Şu anda dünyada 20 milyon kişinin idame edildiği bir iş kolu olan kahve aynı zamanda dünya borsalarında petrolden sonra en fazla işlem yapılan ikinci kalem. Her yıl dünyada 400 milyar fincan kahve tüketiliyor. Yalnız Brezilya’da beş milyon kişi üç milyar adet ağacı olan kahve sektöründe çalışıyor.

Gizemli bir bitki olan kahveyi, Türkiye’de son zamanlarda yaygınlaşan kahve kültürünü ve Türk Kahvesi’nin öyküsünü Gloria Jean’s Coffees’in kurucusu Caner Dınız’dan dinledik…

Kiraz-dış deri kısım-meyve eti-zar-çekirdek

İlk önce kuru veya ıslak metot ile çekirdeği meyvesinden ayrılır. Ham olarak yeşil olan kahve ölçüsü, kalitesi ve çeşitliliğine göre el ile seçilip ayrılır. Çuvallara konulan kahve çekirdekleri 1-2 ay dinlenmeye bırakılır veya ulaştığı roaster da dinlenme gerçekleştikten sonra değişik metotlara göre kavrulur. Bunlar genelde, Amerikan, Viyana, Fransız ve İtalyan usulü kavurma şeklindedir.

Kahve Etiyopya’da keşfedildi
Kahve rivayetlere göre ilk olarak 3. yüzyılda Çoban Kaldi tarafından Etiyopya’da keşfedilmiştir. Kurutularak, ezilerek veya meyve olarak yenen kahve aynı zamanda 13. yüzyıla kadar şaraba benzer bir içecek olarak kullanılmış ve içeriğinde olan uyarıcı ile özellikle uzun süre uyumayan din adamları için özel bir konuma gelmiş ve kulaktan kulağa ünü bölgelere ulaşmıştır.

15. yüzyılda ticareti sadece Yemen’le sınırlanan kahve, 16. yüzyılda Mısır, Suriye ve Türkiye’de ticaretine başlanmıştır.
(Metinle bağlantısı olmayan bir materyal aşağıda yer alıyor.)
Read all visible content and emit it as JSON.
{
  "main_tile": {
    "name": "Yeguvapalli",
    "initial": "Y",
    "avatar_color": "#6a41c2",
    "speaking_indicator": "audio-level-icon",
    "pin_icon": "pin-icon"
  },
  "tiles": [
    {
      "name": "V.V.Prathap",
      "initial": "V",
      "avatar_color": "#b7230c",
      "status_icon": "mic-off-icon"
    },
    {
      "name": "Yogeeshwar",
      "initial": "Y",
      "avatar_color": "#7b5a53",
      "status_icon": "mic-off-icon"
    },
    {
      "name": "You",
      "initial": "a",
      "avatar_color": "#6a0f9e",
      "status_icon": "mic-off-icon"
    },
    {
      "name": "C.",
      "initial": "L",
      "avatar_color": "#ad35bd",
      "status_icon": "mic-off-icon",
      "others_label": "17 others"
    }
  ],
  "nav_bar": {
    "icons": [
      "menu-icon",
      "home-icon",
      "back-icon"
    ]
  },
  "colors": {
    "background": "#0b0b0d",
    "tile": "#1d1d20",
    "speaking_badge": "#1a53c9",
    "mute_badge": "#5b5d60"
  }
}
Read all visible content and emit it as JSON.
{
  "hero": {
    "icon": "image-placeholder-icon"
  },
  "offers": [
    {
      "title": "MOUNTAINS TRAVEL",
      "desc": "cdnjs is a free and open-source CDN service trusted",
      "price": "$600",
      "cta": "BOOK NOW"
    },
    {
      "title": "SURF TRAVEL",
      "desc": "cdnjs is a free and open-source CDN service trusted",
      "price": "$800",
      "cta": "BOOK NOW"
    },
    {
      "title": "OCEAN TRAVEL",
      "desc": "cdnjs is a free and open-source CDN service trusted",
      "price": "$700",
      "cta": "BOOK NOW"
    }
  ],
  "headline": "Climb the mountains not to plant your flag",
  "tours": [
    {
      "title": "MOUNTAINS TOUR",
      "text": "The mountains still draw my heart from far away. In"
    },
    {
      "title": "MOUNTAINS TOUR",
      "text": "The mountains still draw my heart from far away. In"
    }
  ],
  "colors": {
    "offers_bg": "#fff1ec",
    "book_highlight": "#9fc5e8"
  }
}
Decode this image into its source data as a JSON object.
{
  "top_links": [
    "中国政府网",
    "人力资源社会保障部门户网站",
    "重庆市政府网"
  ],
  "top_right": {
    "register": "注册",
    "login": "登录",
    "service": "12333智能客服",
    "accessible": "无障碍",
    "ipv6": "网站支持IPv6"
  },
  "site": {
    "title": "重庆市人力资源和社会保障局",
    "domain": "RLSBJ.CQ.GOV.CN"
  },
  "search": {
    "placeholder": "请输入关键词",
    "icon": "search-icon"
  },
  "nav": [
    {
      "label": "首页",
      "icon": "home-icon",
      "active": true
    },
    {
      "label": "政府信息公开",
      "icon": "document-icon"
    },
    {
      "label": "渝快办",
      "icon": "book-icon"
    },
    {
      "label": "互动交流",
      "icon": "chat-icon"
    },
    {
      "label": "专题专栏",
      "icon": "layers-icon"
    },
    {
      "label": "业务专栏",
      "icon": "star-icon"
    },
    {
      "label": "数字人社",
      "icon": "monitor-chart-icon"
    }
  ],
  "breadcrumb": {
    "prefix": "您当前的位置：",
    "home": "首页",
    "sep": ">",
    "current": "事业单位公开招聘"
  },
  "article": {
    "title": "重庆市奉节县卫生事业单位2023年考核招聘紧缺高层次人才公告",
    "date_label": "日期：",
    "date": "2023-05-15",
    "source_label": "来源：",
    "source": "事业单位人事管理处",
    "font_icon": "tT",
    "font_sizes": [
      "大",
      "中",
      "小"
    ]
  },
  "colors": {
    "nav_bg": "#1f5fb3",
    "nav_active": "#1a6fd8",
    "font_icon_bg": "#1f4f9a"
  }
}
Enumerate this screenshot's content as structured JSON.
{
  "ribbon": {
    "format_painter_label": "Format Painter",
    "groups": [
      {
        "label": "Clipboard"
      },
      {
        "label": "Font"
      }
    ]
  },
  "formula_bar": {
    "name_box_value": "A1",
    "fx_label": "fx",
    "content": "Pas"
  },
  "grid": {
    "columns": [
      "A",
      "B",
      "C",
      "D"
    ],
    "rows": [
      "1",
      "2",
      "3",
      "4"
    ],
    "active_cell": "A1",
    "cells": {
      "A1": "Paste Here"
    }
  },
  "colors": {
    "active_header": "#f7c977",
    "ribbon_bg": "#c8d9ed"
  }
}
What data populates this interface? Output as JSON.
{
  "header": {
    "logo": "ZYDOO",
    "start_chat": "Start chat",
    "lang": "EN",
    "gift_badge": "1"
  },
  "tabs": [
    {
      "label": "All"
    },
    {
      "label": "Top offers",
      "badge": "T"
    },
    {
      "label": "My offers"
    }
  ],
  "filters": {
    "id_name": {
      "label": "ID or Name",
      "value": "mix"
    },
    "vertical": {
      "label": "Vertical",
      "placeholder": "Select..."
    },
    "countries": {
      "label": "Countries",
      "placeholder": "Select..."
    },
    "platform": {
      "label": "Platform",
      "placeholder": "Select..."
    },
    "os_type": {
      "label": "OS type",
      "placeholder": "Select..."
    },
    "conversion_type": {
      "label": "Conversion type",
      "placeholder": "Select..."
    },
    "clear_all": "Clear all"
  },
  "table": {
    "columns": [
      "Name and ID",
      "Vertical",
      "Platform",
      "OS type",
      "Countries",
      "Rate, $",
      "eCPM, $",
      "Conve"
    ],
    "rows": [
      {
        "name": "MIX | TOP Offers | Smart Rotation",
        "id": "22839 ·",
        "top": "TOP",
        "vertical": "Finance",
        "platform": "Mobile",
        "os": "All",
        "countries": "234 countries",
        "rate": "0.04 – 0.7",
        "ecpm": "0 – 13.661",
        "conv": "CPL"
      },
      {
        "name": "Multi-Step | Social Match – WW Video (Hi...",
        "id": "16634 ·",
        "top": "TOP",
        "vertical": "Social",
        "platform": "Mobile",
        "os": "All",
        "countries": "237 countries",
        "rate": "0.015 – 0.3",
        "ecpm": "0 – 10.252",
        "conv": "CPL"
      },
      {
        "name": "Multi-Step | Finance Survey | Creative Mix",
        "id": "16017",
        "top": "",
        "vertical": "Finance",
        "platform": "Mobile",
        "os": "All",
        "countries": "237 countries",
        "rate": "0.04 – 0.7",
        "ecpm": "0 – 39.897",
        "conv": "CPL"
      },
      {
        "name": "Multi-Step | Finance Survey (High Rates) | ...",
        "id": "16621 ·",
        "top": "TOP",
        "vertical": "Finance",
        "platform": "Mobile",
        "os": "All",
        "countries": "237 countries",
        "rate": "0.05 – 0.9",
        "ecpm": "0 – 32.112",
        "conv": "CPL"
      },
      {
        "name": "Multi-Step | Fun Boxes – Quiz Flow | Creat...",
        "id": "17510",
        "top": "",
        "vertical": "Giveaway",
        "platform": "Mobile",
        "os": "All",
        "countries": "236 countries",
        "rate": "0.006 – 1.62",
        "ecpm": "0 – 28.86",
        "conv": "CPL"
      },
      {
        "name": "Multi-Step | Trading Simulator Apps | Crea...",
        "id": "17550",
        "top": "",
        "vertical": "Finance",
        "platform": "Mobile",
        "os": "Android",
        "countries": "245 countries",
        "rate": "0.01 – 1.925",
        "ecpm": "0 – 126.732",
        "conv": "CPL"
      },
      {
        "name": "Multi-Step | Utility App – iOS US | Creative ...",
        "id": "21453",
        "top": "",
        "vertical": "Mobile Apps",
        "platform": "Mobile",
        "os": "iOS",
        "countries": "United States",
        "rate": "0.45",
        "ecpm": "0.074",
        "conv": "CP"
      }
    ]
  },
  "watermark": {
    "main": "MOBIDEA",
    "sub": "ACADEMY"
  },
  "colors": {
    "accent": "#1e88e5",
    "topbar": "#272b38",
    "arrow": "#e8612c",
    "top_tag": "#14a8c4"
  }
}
1554 de İstanbul’da ilk coffee shop açılmıştır
1615 Türkiye’den Venedik’e kahvenin gittiği tarihtir.
1682’de kahve Viyana’ya ulaştı ve shop’u açıldı.
1773’te kral George tarafından çaya konan yüksek vergi nedeniyle ABD’de ulusal içecek ilan edildi.
1962’de ilk uluslararası kahve antlaşması New York’ta imzalandı ve böylece kaynakları ve fiyatları denetim altına alındı.

Kahve, Etiyopya’dan Yemen’e geçmiş ve oradan Türkiye’ye ulaşmıştır, bu arada Osmanlı dönemi olan yıllarda kahve kavrulması, su ile reaksiyonu sağlanarak ve kahvehane olarak adlandırılan açık mekanlarda servis edilmiştir.



Papaların vazgeçilmez içeceği
Venedikli tüccarlar aracılığı ile Avrupa’ya ulaşmış ve elit kesimin önemli içeceği olarak yerini almış iken Katolik kilisesi tarafından şeytan içeceği olarak ilan edilmiş ve kilise tarafından yasaklanmaya çalışılmıştır. Fakat enteresan olan daha sonraki dönem papaların vazgeçilmez içeceği olan kahve Hıristiyan içeceği olarak deklare edilmiştir.

17. yüzyılda bir Fransız kaptan beraberinde Atlantiği aşan kahve fidanı Caribbean Island of Martinique ulaşmış ve 50 yıl içerisinde adada yetiştirilen yaklaşık 19 milyon ağacın babası olmuştur. Oradan tüm Güney ve Orta Amerika’ya yolunu bularak dağılmıştır.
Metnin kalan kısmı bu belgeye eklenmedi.